Гиммлер в самом деле уехал очень быстро, однако не за консультациями, а — в модный салон Монтрё, где пробыл около получаса и затем возвратился в особняк Кренца.

Гиммлер быстро поднялся на второй этаж и постучал в спальню Лея. Роберт сам открыл ему дверь и отступил на два шага.

— Я был в редакции «Франкфуртцайтунг» и узнал там о новых обстоятельствах, которые могут так или иначе повлиять на ход дела, — сказал Гиммлер. — Обстоятельства эти сами по себе печальны. Мадам Монтрё сегодня около полудня покончила с собой. Я также счел своим долгом посетить квартиру покойной, — продолжал он, — чтобы лично удостовериться. Когда я назвал себя, господин Монтрё вручил мне этот конверт. Перед смертью покойная оставила мужу записку, в которой просила передать его вам лично или через кого-либо из ваших коллег.

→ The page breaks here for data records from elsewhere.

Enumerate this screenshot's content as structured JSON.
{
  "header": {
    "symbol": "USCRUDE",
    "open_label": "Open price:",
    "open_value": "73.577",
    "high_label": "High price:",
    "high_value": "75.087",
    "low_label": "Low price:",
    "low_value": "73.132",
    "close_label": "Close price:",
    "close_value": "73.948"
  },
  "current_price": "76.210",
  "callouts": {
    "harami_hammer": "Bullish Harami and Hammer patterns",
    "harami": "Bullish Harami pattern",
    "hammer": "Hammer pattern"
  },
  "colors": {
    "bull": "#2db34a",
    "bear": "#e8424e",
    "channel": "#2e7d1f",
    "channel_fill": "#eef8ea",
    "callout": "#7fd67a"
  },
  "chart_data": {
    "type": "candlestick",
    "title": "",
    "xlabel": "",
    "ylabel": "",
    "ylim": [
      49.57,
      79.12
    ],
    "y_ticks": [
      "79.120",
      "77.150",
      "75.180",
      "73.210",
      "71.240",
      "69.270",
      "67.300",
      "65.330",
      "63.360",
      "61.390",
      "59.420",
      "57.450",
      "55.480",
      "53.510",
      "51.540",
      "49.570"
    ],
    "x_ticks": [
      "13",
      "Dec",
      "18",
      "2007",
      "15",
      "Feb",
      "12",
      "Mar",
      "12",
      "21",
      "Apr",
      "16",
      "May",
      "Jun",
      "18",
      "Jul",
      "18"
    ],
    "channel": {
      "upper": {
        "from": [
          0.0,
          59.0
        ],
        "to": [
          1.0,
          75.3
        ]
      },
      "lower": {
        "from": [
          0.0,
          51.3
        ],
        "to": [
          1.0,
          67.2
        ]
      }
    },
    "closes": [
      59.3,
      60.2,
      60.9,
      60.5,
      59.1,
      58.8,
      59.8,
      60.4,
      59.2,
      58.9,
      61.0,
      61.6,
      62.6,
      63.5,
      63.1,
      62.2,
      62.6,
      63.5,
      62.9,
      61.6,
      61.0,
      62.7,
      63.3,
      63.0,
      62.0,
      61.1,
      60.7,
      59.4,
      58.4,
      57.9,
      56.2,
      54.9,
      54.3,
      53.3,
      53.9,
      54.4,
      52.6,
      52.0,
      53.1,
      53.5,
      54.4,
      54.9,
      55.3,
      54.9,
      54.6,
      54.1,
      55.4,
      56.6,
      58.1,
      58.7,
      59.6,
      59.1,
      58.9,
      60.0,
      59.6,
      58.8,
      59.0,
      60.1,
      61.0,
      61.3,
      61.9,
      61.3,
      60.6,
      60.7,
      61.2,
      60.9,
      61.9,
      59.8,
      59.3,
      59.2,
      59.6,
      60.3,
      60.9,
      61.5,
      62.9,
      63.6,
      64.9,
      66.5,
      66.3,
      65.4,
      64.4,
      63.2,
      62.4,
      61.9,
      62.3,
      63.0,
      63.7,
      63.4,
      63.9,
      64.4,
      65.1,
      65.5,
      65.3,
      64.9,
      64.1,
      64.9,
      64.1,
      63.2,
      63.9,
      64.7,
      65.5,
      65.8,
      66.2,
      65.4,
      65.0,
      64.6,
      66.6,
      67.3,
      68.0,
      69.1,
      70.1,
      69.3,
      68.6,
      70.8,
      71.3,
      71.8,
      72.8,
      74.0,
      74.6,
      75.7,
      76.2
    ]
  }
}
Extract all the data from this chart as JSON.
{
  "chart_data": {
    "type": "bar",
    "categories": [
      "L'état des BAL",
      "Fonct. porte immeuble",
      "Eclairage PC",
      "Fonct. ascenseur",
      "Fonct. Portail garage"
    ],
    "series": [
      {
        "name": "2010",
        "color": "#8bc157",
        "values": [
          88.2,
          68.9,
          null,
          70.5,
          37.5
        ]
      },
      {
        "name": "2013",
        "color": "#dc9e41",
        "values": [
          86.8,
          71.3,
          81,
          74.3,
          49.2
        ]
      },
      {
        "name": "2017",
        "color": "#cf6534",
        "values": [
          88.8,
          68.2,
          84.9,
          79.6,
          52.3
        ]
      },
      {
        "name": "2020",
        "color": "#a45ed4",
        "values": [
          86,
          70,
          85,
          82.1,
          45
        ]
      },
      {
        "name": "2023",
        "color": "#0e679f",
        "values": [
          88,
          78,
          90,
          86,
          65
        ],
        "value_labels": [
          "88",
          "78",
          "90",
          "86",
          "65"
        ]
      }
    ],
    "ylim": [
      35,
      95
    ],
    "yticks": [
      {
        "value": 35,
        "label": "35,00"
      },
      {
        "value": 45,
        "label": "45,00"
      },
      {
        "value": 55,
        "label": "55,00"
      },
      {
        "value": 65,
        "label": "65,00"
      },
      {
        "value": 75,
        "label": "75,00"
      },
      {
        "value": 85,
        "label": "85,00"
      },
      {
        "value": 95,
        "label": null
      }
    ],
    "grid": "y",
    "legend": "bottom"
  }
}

Лей взял конверт, все так же глядя на Гиммлера. Потом медленно опустил глаза. На белой глянцевой поверхности стояли только две буквы — R. L.

— Мне очень жаль, — тихо произнес Гиммлер.

Лей снова поднял глаза.

— Благодарю вас, Генрих. Извините, я должен… подумать.

«Мне трудно уходить, но еще нестерпимей остаться… — писала Полетт Монтрё. — Я порочная женщина, я много грешила в жизни… Но я любила тебя, а ты меня предал. Ты сделал это так омерзительно, гадко, так несправедливо! Весь мир мне опротивел, все в нем потеряло смысл… Одна мысль меня гложет — если ты ничего не знаешь, если меня оклеветали без твоего ведома, то как можешь ты считать этих людей своими друзьями, товарищами по борьбе? Как можешь ты быть с ними вместе?!

Прощай, Роберт! Прости мои упреки. Я никого не виню — мне просто больше не хочется жить.